The Vintner of Imladris was a sleek little elf, and knowing well the tastes of his clientele, poured out a tall glass of Dorwinion Red, and pushed it across the polished marble table.

“I wandered down the garden path, and looked in the windows of his chambers, but I could not see anything.  But I am not done yet! I shall go out into the highways and hedges to look next.”

“And do what, exactly? You have already saved him from himself, what more can you do?”

“Why, apologize, of course! Lord Estarfin is very angry with me for what I said, and must feel exposed at the attack I laid on his character. How, then, could I keep him from being punished, for that which we shall not mention. So I might have said a few things that made him angry; and yet, why should he be angry with me for showing everyone the state of his mind and the causes of that mischief – but we will speak no more of that matter,” Parnard hastily added. “Surely he could not wish to have been exiled, or have his career in the Hammer destroyed? And now you see how he has been tasked to train the recruits? I cannot help but think I had some small part in his new promotion."

“Is it a promotion, or punishment?”

“Instead of being angry with me,” persisted Parnard, “he ought to have the opposite feeling; for of what service can error and nonsense be to anyone? Why should he be angry with me?”

“I have pointed out why,” Sogadan said, sharper than he meant, but he did not like Lord Estarfin. “You told him the truth, and this has never made anyone happier. The way, friend Parnard, to keep folk happy is not to tell them that which they do not like to hear. Until you stop doing this, all the good intentions in the world, said with all the eloquence in the world, will never change this fact.”

“I would rather give up my position, and fly to the uttermost parts of the earth, some dark cave perhaps; and hide there, than to think that I have lost the esteem and regard of my friend!”

“Very eloquent,” said Sogadan, “but I rather think you would grow tired of the dampness.”

“Caves are very damp,” Parnard agreed, taking another sip of wine, and dabbed at his lips with the corner of his sleeve.

“Dark, too. And, there is no wine in caves to be had – not usually.”
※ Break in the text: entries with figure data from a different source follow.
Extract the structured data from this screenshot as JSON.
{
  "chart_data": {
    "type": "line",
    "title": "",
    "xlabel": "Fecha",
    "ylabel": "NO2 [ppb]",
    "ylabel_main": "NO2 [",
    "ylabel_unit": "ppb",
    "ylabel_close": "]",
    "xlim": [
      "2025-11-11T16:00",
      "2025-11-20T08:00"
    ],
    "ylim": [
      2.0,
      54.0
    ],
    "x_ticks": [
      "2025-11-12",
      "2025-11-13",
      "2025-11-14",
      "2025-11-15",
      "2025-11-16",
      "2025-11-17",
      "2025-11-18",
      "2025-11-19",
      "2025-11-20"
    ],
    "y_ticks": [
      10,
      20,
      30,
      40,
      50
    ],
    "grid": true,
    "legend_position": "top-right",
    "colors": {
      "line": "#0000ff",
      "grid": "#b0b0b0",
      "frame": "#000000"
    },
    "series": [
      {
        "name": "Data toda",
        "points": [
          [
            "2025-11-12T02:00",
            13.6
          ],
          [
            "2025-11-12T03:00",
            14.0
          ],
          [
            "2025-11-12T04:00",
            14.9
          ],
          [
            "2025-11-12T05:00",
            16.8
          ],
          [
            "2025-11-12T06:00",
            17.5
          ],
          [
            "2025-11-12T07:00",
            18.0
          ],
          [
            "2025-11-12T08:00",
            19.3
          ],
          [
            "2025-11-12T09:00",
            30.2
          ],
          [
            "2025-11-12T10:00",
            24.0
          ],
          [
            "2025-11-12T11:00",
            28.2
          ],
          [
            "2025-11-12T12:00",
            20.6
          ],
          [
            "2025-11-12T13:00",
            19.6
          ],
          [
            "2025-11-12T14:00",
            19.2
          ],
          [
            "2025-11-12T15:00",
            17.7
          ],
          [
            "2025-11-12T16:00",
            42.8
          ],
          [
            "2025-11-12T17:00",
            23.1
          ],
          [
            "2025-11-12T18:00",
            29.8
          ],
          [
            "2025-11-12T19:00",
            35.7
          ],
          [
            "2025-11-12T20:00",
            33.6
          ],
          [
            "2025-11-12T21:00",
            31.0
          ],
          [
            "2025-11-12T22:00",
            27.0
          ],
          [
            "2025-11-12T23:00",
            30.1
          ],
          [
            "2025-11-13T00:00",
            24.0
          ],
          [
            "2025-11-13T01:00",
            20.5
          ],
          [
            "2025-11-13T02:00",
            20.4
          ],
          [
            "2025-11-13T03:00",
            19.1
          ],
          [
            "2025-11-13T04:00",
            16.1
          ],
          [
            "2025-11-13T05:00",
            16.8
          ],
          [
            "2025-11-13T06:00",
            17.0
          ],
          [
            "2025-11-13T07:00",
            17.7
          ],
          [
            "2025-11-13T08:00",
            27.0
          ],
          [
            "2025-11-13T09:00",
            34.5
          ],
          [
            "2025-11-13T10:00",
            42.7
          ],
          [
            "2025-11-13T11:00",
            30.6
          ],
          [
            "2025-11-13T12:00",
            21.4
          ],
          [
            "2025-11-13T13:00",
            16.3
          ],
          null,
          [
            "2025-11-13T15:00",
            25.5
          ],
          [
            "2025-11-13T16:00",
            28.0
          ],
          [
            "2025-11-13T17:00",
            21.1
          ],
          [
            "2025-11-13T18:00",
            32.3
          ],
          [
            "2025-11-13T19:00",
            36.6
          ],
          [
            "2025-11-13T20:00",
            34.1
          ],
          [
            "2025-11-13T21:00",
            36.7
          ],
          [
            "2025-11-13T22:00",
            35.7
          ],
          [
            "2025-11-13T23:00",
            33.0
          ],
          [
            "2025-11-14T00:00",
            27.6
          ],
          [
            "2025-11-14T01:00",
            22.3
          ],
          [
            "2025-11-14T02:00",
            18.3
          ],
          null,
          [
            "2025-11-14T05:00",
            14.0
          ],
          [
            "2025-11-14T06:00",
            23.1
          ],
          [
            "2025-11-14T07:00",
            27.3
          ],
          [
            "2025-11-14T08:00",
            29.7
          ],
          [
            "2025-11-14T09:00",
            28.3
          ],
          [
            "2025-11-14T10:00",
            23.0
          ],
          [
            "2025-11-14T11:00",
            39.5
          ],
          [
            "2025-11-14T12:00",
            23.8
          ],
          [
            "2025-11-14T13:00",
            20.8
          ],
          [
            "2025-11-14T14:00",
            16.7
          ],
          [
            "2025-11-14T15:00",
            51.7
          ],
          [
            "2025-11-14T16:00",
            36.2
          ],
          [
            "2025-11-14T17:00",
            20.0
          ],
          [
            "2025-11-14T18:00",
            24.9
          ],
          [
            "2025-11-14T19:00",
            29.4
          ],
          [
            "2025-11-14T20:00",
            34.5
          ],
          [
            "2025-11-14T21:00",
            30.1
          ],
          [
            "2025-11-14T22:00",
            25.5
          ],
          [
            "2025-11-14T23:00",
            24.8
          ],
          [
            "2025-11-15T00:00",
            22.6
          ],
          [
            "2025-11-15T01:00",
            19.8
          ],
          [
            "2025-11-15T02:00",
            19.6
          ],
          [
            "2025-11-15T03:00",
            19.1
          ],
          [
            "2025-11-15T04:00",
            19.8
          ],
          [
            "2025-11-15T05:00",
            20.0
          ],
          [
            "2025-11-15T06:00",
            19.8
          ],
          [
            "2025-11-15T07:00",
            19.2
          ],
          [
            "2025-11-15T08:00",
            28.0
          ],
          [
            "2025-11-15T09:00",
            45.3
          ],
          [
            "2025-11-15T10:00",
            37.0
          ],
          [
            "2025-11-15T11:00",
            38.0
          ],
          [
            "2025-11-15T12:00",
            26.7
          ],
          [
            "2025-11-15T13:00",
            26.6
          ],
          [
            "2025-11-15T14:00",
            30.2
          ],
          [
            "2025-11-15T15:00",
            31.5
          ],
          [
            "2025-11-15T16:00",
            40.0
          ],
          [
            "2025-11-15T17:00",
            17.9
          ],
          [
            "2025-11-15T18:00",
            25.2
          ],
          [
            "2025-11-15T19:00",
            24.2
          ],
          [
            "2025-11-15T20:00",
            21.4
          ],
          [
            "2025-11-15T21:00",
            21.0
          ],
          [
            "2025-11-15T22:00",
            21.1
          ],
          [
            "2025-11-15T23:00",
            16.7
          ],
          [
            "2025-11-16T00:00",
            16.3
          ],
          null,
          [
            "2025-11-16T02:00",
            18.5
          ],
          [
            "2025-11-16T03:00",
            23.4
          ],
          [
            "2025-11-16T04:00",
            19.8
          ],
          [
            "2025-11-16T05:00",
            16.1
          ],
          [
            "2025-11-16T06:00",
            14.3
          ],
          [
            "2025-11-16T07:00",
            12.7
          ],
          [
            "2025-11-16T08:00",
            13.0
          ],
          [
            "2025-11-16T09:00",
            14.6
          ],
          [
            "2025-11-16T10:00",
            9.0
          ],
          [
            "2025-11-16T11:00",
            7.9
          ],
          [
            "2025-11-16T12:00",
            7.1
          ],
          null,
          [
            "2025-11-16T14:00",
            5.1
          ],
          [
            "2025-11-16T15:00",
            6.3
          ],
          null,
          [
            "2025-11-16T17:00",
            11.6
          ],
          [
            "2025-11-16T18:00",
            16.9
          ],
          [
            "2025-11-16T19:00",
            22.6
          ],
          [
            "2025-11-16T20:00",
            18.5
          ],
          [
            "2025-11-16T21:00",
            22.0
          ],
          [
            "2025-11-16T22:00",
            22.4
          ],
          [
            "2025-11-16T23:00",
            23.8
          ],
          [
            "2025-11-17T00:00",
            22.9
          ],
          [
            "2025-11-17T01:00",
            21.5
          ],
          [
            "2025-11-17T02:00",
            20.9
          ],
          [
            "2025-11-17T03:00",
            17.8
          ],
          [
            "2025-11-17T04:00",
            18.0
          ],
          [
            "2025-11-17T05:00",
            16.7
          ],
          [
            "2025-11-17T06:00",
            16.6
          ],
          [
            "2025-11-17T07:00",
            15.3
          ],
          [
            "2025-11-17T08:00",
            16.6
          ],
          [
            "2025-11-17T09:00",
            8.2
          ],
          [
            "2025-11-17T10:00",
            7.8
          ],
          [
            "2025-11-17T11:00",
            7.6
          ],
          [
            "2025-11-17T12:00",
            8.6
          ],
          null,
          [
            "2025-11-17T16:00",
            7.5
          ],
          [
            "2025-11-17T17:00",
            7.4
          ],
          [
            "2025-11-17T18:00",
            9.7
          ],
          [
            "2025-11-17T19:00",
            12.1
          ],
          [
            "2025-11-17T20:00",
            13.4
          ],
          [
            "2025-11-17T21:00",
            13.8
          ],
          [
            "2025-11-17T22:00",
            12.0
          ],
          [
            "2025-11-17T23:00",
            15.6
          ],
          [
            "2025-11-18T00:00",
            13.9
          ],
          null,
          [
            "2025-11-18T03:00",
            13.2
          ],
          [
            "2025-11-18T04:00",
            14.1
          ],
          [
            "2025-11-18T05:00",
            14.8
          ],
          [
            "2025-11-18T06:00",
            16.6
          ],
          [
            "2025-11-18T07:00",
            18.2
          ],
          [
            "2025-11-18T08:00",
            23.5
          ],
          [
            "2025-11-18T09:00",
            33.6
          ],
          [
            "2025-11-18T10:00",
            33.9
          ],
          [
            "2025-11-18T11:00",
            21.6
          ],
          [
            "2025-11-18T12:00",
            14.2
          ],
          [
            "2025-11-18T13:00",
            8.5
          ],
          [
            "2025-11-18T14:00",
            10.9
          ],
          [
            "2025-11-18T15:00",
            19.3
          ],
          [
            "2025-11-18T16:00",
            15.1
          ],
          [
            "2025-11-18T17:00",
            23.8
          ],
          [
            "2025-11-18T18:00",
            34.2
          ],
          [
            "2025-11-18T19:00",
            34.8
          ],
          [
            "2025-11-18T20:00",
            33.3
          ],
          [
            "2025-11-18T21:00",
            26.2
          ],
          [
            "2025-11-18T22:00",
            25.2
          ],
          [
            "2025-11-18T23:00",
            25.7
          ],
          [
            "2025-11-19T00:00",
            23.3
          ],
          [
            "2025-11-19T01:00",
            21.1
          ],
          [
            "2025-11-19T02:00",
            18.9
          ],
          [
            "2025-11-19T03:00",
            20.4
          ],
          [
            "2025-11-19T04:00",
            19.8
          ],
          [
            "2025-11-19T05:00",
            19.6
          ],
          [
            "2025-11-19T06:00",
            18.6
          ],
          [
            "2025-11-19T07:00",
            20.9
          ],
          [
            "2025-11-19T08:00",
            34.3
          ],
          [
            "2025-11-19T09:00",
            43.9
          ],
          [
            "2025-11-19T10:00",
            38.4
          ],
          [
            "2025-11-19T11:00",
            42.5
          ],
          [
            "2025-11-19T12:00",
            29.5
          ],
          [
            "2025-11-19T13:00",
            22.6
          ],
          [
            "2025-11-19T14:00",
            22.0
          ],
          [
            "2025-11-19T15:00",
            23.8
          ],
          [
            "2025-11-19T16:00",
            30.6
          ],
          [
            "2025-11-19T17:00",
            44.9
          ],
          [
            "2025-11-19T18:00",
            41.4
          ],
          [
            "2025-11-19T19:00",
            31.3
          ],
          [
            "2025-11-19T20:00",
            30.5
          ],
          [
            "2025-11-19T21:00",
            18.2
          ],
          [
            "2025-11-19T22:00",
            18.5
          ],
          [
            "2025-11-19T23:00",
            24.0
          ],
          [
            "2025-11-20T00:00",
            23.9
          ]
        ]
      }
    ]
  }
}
“I shall not leave!” declared Parnard, all of a sudden. “Had I not been called to Higher Service as Ambassador of Bar-en-Vanimar,” he said, enunciating his words with the meticulous care owed to this glorified position, “I should have joined the Army.” He added – “As an officer, of course.”

“Of course! But, did you not tell me that once you served in the Golden Host?”

“At present,” Parnard continued, ignoring the question, “I am far too much wedded to my position in the House which has been entrusted to my special keeping. There is the tourney to be arranged yet – I myself am sorely tempted to test my skill with the rest of them – but I think it would indeed be a backward step.”

Sogadan raised his eyebrows. “A backward step, becoming Lord Anglachelm’s bodyguard?”

“No, getting skewered in the guts.”

The elves nodded solemnly and drank their wine in silence for a time.

“You are a true friend, Sogadan, if you are nothing else. I will say that for you,” Parnard said, taking up the wine bottle.

“Let that grim-faced Estarfin be. I know what I know, and what no one else does not know, only me: and I do not like it.”

Parnard shifted uncomfortably in his chair. For an elf who had long been a dweller of the House of Elrond and accustomed to the company of the gossiping Vintner, he was strangely ill at ease, and, instead of encouraging his conversation, sat staring at the day’s broad light drifting through the glazed windows, and cursed the sunshine.